A key outcome of this work is that the early oxidation regime can be resolved as a distinct and quantifiable stage preceding extensive fragmentation and bulk material removal. This distinction is important because degradation efficiency is often judged only through weight loss or apparent disappearance of particles, whereas our results show that substantial molecular and supramolecular transformation can already occur before advanced fragmentation becomes dominant. In this sense, the combined FTIR (CI/COI)–Raman–DSC–gravimetry approach provides a practical and non-destructive diagnostic panel for detecting and comparing early oxidation in photocatalytically treated polymer systems.

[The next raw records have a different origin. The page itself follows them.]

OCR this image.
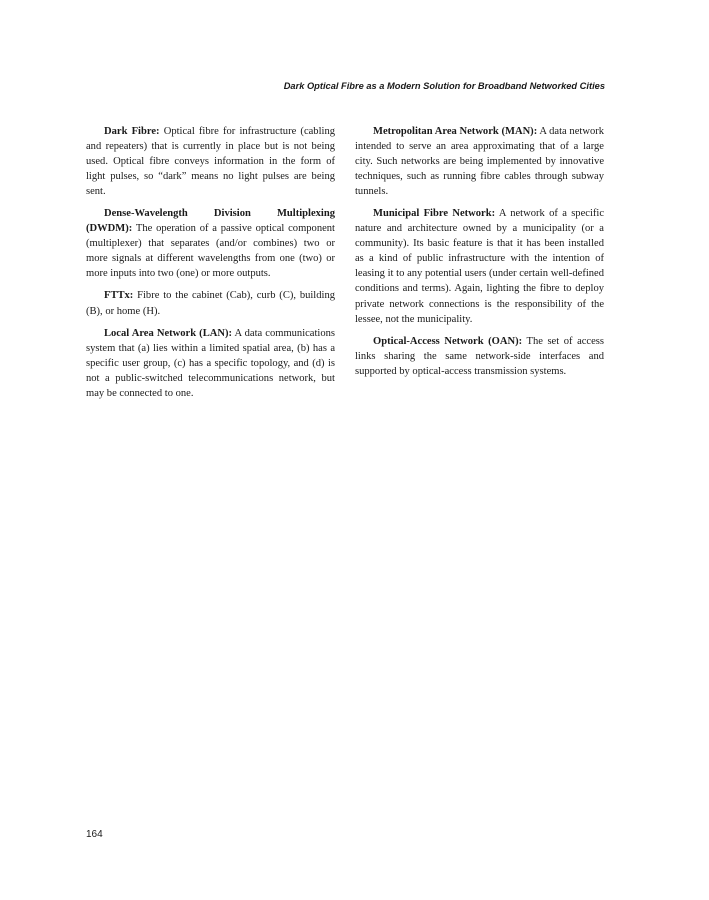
Dark Optical Fibre as a Modern Solution for Broadband Networked Cities

Dark Fibre: Optical fibre for infrastructure (cabling and repeaters) that is currently in place but is not being used. Optical fibre conveys information in the form of light pulses, so “dark” means no light pulses are being sent.

Dense-Wavelength Division Multiplexing (DWDM): The operation of a passive optical component (multiplexer) that separates (and/or combines) two or more signals at different wavelengths from one (two) or more inputs into two (one) or more outputs.

FTTx: Fibre to the cabinet (Cab), curb (C), building (B), or home (H).

Local Area Network (LAN): A data communications system that (a) lies within a limited spatial area, (b) has a specific user group, (c) has a specific topology, and (d) is not a public-switched telecommunications network, but may be connected to one.

Metropolitan Area Network (MAN): A data network intended to serve an area approximating that of a large city. Such networks are being implemented by innovative techniques, such as running fibre cables through subway tunnels.

Municipal Fibre Network: A network of a specific nature and architecture owned by a municipality (or a community). Its basic feature is that it has been installed as a kind of public infrastructure with the intention of leasing it to any potential users (under certain well-defined conditions and terms). Again, lighting the fibre to deploy private network connections is the responsibility of the lessee, not the municipality.

Optical-Access Network (OAN): The set of access links sharing the same network-side interfaces and supported by optical-access transmission systems.

164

Mechanistically, the results are consistent with photo-oxidation, in which reactive oxygen species generated in the ZnO–TiO2/water system initiate oxidation at or near the polymer surface. Under these conditions, PE shows a much stronger response than PS, consistent with the greater oxidative vulnerability of its aliphatic backbone compared with the more stabilized aromatic structure of PS. Thus, the principal finding of the present work is not simply that polymer mass decreases under photocatalytic treatment, but that PE and PS follow fundamentally different early oxidation pathways and rates under identical catalyst-assisted irradiation conditions.
It should be noted that the investigated particles represent simplified laboratory model microplastics and do not fully capture the irregular morphology, surface oxidation state, additive content, and aging history characteristic of environmentally weathered plastic fragments. Consequently, the present results should be interpreted primarily as a controlled comparative assessment of early-stage oxidation behaviour rather than a direct simulation of environmental degradation pathways. The present work should be regarded as an initial laboratory-scale study, whereas assessment of the system under higher microplastic loadings and conditions relevant to scale-up will require dedicated future investigation.